Response: In the current study, we focused on iPSCs due to their pluripotent nature, which makes them broadly representative of many normal tissue types. While additional datasets exist, each containing data about a few KOs in Hap1 cells (a haploid leukemic cell line; Zou et al., Nature Communications 2018) or RPE1 cells (hTERT-immortalized retinal pigment epithelial cells; Koh et al., Nature Genetics, 2025) they are more limited in scope. We have already begun analyzing these datasets and plan to compare the association with RT found in those cells to the association found in iPSCs in a forthcoming publication.

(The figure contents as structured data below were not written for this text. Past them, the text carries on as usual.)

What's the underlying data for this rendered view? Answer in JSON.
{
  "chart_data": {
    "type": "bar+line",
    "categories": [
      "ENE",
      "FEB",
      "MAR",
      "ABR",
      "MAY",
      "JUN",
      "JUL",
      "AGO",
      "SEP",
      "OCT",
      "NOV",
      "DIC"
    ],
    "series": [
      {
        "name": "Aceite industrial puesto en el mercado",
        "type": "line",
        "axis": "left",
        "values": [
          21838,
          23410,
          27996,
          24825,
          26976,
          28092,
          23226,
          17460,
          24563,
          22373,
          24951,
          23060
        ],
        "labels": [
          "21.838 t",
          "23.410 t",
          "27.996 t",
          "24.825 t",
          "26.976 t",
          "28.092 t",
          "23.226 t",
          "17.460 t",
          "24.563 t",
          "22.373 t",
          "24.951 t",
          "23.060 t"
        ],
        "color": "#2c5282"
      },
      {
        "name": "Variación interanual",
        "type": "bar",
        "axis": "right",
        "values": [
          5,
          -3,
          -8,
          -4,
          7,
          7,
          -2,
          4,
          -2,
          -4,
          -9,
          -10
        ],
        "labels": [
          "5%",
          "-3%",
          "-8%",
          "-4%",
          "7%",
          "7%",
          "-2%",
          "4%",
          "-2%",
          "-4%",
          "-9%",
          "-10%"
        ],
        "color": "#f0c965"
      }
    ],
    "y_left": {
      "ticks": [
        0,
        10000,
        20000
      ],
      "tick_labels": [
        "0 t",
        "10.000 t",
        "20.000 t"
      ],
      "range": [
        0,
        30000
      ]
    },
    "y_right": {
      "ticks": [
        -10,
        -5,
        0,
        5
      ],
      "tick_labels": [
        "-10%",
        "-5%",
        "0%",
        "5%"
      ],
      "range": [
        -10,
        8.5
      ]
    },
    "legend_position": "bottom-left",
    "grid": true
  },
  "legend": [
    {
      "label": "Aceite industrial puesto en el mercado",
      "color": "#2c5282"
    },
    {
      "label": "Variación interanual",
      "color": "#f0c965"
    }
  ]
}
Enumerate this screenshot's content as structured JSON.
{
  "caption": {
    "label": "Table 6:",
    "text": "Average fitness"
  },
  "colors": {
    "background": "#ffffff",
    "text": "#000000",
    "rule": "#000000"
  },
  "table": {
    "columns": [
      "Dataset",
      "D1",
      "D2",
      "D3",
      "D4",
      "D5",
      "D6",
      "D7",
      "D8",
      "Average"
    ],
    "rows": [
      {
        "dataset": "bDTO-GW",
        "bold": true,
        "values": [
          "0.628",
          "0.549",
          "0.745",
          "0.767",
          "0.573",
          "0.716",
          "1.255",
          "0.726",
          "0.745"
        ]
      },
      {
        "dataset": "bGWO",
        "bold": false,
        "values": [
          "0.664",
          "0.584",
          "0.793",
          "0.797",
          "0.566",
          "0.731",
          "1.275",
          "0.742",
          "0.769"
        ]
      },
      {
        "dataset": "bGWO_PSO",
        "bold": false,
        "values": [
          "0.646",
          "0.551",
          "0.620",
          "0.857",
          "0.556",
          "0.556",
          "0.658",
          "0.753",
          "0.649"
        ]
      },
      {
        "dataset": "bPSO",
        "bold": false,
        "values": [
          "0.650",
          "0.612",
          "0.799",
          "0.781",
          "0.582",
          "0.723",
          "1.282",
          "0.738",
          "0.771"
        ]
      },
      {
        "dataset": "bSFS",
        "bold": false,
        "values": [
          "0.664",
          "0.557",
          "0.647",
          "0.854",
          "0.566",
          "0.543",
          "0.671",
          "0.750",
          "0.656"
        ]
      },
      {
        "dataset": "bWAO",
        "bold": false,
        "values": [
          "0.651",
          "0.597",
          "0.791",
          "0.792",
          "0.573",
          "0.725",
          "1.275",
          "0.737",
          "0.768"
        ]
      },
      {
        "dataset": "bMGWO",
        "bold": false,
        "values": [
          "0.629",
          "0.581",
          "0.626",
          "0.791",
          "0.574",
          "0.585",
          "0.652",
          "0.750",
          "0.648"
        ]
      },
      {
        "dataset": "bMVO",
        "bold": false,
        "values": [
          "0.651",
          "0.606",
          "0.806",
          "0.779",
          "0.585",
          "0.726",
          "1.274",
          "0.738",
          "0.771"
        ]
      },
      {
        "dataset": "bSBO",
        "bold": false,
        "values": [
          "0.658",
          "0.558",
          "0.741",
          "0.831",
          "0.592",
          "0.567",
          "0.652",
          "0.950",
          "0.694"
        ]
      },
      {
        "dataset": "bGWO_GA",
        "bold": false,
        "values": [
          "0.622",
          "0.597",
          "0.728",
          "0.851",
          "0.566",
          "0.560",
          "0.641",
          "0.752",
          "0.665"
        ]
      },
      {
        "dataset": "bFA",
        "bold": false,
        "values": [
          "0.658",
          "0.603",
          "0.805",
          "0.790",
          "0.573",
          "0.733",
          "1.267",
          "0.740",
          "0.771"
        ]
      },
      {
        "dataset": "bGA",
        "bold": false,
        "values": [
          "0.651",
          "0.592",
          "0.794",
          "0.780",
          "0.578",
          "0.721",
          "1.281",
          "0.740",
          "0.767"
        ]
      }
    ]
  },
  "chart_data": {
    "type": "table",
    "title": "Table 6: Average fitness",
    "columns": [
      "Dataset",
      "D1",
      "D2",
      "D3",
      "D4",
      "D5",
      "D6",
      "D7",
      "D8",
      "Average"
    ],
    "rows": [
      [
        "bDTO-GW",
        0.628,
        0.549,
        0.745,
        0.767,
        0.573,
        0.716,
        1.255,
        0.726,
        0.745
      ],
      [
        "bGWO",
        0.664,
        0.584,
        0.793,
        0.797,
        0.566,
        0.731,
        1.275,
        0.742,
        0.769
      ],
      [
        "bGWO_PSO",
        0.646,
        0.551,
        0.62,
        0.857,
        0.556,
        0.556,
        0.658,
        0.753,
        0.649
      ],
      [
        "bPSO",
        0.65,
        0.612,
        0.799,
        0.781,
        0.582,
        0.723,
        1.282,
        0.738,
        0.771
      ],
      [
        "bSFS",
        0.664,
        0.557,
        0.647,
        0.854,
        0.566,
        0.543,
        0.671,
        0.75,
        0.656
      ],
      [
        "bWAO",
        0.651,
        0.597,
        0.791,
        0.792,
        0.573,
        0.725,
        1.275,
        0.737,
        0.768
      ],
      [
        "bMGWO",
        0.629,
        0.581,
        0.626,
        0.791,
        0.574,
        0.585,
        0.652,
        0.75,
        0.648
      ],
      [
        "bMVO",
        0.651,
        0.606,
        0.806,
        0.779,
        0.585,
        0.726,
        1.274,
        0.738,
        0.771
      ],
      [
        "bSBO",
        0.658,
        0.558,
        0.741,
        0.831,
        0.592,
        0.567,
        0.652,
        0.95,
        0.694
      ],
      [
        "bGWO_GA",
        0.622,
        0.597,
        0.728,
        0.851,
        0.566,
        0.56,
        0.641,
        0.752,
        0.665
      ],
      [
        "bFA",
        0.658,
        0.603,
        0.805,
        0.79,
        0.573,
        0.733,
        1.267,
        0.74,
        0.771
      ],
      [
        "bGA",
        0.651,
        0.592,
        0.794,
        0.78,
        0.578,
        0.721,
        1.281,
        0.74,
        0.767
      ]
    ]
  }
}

Comment 8: Discussing how the RT-dependent mutational signatures from this study correlate with those observed in human cancers could provide deeper insights into the clinical implications of replication timing and the use of specific inhibitors or RNA interference targeting key DNA repair pathways.
Response: As addressed in Comment 2, we attempted such comparisons but found limited interpretability due to tumor genome complexity. This limitation is now discussed more explicitly in the manuscript.

Minor Comments

• The figures are clear but would benefit from higher resolution and more detailed legends, particularly in Fig. 2.
  Response: Done.
• Please define abbreviations (ERR, LRR, SBS) clearly at first mention, particularly in the abstract and methods.
  Response: Done.
• Some sections (Introduction and Methods) could benefit from simplification for clarity.
  Response: Done.

Reviewer 2 Report

Comments and Suggestions for Authors

The authors of the manuscript titled “Unveiling Replication Timing-Dependent Mutational Biases: Mechanistic Insights from Gene Knockouts and Genotoxin Exposures” showed the correlation between genomic regions of different replication timing and genes involved in DNA replication/repair pathways as well as environmental mutagens. The analysis pipeline is clearly stated, and the results are highly informative for future research about detailed mutagenetic pathways. The only minor comment is that I hope the authors can publicize the data set in the future. It would be very valuable for other people to locate the genomic sequences that are caused by replication/repair gene knockouts or environmental mutagens.

Author Response

Comment: The only minor comment is that I hope the authors can publicize the data set in the future. It would be very valuable for other people to locate the genomic sequences that are caused by replication/repair gene knockouts or environmental mutagens.
Response: We thank the reviewer for this supportive comment. We did not generate new mutation data for this study but relied on published datasets, all of which are publicly available. Our analyses based on these data are provided in the supplementary materials for transparency and reuse.

Round 2

Reviewer 1 Report

Comments and Suggestions for Authors

The authors have answered the questions raised and in my opinion have improved their manuscript, omitting the part of POLQ that was not convincing.